Hill: Vor allem mit den verschlankten Prozessen eines reinen Online-Shops, der komplett auf stationäre Niederlassungen und Showrooms verzichtet. Wir rechnen damit, dass unsere Kunden keine intensive Vor-Ort-Betreuung benötigen, auf einen telefonischen First-Level-Support durch erfahrene Mitarbeiter müssen sie aber nicht verzichten. Durch diese Verschlankung sowie auch durch Mengenrabatte bei den zahlreichen Herstellern aus meinem Netzwerk entsteht eine Kostenersparnis, die wir gerne an den Endverbraucher weitergeben. Im Dezember gibt es obendrein noch 15 Prozent Rabatt auf alle verfügbaren Produkte.

Von welchen Herstellern werden Sie Produkte anbieten?

Hill: Wir stehen noch ganz am Anfang, sind aber bereits mit einer Vielzahl an Industriepartnern im Gespräch. Erklärtes Ziel ist es, den Digital Dentistry Online-Shop rasch weiter auszubauen und so viele Produkte wie möglich aus einer Hand anzubieten, um unseren Kundenstamm kontinuierlich zu erweitern und das Preisniveau dauerhaft halten zu können – zum Vorteil aller Beteiligten. Wichtig ist uns, dass wir die Produkte selbst kennen, weshalb sie vor Aufnahme in den Shop stets im Fertigungszentrum getestet werden.
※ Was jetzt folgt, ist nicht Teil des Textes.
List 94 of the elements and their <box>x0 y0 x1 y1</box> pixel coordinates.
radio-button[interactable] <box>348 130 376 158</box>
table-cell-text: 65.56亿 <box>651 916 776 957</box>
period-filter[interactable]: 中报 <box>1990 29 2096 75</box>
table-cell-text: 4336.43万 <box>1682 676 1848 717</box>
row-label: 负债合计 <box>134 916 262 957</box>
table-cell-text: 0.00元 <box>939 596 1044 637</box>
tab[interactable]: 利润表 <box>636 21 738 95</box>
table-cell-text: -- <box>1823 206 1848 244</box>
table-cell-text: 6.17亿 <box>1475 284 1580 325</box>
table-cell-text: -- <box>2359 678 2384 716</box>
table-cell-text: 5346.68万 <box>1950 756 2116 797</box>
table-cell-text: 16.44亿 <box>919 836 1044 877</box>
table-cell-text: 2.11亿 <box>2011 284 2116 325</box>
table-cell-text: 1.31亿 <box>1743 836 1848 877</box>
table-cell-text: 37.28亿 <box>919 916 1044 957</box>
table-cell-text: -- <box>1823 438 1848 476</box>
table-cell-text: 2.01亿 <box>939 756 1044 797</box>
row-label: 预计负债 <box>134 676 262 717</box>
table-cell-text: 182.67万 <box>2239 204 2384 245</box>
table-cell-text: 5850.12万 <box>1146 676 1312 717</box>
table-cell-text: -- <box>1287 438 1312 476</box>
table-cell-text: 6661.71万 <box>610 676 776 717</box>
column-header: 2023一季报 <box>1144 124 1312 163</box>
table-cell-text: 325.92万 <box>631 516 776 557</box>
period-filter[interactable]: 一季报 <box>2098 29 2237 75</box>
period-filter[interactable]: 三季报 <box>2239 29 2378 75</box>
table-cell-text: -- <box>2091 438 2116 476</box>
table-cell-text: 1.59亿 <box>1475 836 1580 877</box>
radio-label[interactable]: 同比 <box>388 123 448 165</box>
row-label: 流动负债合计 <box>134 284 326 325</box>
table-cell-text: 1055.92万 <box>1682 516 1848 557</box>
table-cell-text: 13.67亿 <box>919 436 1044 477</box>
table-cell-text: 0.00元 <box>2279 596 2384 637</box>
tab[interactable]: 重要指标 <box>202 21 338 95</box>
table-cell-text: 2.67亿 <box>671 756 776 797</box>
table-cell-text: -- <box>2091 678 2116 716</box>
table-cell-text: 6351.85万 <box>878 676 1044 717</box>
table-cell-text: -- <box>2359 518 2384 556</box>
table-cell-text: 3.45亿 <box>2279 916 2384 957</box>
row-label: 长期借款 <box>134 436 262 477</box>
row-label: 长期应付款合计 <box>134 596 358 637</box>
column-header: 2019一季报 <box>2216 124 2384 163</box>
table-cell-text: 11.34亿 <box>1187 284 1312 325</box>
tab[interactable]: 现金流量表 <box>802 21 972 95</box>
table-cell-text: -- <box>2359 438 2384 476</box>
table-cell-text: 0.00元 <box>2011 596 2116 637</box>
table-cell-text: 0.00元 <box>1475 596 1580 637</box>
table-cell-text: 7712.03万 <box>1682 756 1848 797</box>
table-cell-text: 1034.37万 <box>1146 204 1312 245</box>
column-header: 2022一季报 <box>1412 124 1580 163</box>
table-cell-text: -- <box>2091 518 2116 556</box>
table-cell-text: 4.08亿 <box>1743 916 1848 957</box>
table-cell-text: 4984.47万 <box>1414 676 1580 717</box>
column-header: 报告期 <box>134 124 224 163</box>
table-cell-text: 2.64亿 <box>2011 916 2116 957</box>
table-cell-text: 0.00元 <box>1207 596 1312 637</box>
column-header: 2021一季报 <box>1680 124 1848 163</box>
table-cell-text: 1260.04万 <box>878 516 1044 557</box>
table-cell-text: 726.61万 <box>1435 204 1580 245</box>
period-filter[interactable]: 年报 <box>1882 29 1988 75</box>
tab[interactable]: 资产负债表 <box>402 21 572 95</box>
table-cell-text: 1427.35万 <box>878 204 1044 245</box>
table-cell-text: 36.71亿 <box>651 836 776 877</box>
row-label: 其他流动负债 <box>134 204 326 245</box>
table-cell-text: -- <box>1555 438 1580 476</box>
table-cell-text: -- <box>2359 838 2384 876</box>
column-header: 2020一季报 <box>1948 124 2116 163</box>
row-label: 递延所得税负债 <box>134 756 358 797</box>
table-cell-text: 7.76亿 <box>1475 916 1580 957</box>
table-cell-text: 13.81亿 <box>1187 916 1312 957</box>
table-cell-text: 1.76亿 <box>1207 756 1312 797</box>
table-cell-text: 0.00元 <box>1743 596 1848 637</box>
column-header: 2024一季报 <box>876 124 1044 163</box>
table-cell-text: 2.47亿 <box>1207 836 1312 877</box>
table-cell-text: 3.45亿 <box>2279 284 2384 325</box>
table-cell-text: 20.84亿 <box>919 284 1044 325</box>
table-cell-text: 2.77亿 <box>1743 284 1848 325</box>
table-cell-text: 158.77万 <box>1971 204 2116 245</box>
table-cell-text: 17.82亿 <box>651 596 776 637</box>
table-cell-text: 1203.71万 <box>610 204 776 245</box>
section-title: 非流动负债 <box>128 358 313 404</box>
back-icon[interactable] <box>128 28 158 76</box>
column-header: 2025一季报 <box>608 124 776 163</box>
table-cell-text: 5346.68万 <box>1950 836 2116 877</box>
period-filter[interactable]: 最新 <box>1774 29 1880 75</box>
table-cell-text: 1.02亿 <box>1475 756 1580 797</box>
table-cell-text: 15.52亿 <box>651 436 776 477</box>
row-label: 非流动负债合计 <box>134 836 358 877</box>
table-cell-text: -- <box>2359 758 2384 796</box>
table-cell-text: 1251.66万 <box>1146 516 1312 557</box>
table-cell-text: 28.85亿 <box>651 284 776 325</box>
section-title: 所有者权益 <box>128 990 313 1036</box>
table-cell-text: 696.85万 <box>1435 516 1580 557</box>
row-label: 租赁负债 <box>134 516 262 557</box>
Welche Neuigkeiten gibt es im xWerk?
Hill: Zunächst einmal bieten wir ab Januar 2021 unter neuem, zum Online-Depot passenden Namen die gewohnten Fertigungsdienstleistungen an. Das Portfolio reicht von gefrästem Zahnersatz, Bohrschablonen für eine navigierte Implantatinsertion und OEM-Abutments über Aufbissschienen bis hin zu gedruckten Modellen und lasergesinterten Teleskoparbeiten und Stegarbeiten. Wir arbeiten aber auch hier bereits an einer Erweiterung des Portfolios und auch ein neues Headquarter mit gläserner Manufaktur ist bereits in Planung.